At the time, in the company of a twirling miniature Princess Anna and a precious newborn all wrapped in fuzzy blankets and hats, I chose baby photography. I love babies. I'm amazed by our bodies and our ability to grow humans. I've photographed everything from baby bumps to baby births. (I'd do it again in a heartbeat, if you're out there reading this and looking for a birth photographer!)
But I can't settle in on babies, as much as I absolutely love photographing them. There are so many genres that give me that same feeling of excitement and fulfillment. Weddings, lifestyle, boudoir, wild adventures in fields... my friend Shea might call me the trash panda of photography. I love all of it. Do I have my camera? Is there a human to connect with? Then I'm happy. Truly, deeply happy.
Little-known fact: When I was young, I wanted to be a missionary. I had this dream of going out into the world and helping people. It eventually evolved, when I read an article about a ship that travels around the coast of Africa and provides free emergency care to people with serious dental issues. A year in a science and engineering high school taught me quickly that this was not the path for me. One morning before the sun came up, I looked outside my window and saw raindrops on the awning over our deck. I snuck into my parent's room, asked to borrow my mom's camera, and went outside to photograph the rain. There was something so peaceful to me about the stillness in the air. I lived in Northeast Philadelphia, where stillness isn't common, but at this quiet hour of the morning, it was just me and my camera.

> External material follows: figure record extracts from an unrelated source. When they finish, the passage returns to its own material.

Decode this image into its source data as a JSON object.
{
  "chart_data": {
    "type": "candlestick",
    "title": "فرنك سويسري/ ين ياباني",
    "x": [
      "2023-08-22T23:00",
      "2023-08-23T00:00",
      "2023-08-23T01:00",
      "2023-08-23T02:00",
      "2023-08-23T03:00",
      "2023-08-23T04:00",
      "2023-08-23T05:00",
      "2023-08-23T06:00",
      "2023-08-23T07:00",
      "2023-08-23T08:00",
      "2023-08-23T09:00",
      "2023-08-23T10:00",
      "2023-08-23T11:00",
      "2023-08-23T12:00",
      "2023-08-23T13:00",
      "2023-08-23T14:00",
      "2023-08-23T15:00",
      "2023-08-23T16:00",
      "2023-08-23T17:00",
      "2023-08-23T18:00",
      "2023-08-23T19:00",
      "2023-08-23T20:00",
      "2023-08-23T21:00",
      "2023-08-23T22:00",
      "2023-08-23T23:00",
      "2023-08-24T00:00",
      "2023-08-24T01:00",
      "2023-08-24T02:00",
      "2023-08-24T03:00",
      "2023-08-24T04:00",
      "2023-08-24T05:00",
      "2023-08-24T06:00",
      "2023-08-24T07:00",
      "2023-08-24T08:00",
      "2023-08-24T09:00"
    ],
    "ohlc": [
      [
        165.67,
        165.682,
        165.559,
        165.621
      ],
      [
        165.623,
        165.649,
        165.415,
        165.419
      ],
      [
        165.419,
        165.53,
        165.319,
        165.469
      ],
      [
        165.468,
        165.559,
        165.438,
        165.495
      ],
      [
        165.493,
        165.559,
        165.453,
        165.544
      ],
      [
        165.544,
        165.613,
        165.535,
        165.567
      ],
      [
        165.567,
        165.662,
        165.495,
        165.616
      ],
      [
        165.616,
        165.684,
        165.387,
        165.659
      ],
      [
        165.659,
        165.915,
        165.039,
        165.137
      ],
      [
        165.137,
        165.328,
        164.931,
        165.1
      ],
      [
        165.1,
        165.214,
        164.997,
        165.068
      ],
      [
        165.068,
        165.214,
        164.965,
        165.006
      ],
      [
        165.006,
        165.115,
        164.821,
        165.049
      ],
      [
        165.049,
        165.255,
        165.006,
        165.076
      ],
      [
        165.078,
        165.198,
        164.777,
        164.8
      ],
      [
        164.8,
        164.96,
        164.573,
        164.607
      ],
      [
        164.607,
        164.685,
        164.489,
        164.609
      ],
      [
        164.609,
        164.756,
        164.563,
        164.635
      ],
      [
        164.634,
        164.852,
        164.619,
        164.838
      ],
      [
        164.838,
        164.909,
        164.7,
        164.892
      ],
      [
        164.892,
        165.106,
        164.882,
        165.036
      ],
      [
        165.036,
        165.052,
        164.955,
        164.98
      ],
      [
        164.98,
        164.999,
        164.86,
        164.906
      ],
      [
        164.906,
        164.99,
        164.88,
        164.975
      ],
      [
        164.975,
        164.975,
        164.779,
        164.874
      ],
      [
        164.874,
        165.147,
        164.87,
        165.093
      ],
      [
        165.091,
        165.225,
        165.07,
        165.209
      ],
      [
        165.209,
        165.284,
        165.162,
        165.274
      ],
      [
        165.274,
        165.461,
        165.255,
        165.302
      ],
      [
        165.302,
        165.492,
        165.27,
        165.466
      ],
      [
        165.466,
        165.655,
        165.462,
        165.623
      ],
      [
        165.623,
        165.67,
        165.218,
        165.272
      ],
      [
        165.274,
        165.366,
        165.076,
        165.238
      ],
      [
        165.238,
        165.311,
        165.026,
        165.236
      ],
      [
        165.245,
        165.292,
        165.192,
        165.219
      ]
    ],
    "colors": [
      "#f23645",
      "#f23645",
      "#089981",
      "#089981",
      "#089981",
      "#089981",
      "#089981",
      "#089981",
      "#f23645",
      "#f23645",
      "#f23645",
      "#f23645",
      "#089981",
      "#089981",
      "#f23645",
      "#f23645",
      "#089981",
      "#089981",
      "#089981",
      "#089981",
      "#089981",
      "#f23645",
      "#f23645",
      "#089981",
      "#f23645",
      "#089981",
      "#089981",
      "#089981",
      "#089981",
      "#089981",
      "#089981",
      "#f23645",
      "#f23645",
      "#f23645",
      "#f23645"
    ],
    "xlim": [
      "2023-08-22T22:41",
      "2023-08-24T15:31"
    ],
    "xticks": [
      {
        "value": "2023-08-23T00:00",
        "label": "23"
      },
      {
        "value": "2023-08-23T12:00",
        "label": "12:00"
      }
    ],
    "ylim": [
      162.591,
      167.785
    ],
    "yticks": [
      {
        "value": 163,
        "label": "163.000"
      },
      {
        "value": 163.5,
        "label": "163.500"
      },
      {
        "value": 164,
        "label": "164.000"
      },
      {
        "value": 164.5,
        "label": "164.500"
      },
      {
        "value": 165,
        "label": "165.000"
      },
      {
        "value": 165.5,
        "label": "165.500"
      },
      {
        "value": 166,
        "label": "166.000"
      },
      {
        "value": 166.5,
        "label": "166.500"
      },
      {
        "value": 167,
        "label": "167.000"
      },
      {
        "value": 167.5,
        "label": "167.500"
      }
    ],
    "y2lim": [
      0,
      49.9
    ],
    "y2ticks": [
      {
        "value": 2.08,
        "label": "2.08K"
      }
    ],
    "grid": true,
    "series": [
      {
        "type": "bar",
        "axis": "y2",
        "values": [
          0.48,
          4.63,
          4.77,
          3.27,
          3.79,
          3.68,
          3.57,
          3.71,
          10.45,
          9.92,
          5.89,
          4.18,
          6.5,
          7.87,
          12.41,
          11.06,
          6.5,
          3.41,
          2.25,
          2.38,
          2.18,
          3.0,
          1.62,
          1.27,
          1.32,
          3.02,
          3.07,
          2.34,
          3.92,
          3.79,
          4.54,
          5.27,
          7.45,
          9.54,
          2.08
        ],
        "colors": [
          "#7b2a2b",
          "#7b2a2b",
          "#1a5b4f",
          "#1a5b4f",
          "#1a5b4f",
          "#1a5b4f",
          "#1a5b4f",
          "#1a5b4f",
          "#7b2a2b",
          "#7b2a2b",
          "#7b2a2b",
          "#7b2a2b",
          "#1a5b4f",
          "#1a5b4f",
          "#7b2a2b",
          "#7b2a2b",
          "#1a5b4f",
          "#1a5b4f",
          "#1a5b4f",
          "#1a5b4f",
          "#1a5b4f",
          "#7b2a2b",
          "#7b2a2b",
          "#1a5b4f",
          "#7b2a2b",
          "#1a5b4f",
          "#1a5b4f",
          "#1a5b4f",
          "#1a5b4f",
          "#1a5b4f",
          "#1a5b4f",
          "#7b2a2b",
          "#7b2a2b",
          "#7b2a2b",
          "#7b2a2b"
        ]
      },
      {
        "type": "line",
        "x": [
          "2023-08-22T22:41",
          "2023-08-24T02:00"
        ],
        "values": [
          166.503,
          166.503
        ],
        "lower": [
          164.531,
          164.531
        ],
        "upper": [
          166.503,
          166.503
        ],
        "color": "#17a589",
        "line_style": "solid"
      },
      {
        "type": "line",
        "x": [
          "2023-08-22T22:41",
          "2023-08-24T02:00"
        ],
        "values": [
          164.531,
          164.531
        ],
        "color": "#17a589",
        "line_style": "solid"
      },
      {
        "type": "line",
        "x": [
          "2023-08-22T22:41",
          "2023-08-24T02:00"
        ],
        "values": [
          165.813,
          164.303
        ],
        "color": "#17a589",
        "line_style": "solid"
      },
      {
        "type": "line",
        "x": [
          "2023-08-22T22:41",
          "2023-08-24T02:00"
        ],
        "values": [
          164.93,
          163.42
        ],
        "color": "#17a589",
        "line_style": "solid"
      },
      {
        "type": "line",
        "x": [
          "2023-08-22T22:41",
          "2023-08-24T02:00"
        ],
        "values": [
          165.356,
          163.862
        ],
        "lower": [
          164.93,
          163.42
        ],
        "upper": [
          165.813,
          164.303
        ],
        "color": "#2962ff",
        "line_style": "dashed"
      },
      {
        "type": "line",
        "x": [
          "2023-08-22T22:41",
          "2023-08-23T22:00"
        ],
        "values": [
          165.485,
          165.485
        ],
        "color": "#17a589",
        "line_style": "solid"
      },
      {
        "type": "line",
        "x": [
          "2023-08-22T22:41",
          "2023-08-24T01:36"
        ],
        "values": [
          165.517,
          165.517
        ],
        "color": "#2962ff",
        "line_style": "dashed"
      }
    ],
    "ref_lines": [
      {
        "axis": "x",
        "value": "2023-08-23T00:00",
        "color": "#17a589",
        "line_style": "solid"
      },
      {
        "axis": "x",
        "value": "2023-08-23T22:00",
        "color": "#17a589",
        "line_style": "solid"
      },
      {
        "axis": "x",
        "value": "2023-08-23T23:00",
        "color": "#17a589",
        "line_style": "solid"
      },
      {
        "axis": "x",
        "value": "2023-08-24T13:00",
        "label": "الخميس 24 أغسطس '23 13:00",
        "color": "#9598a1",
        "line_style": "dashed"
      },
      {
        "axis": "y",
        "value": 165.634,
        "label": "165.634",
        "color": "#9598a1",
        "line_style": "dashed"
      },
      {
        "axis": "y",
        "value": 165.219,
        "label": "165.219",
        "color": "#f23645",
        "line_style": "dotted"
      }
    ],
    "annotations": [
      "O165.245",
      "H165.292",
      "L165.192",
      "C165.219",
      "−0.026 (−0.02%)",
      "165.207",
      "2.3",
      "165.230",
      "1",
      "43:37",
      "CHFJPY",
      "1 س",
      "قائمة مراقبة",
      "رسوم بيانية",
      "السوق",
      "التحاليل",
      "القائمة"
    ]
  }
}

I destroyed the film. Totally botched it when I opened the back, which is just as well, because I'm sure the photos weren't properly exposed. I had absolutely zero experience with a camera. Still, that was the moment I knew I wanted to be a photographer. I knew I wanted that feeling of creation and magic to stay with me forever - to tell stories, make art and bring happiness. It's cliche, but this is what drives me. In this small way, I hope that I'm making the world better.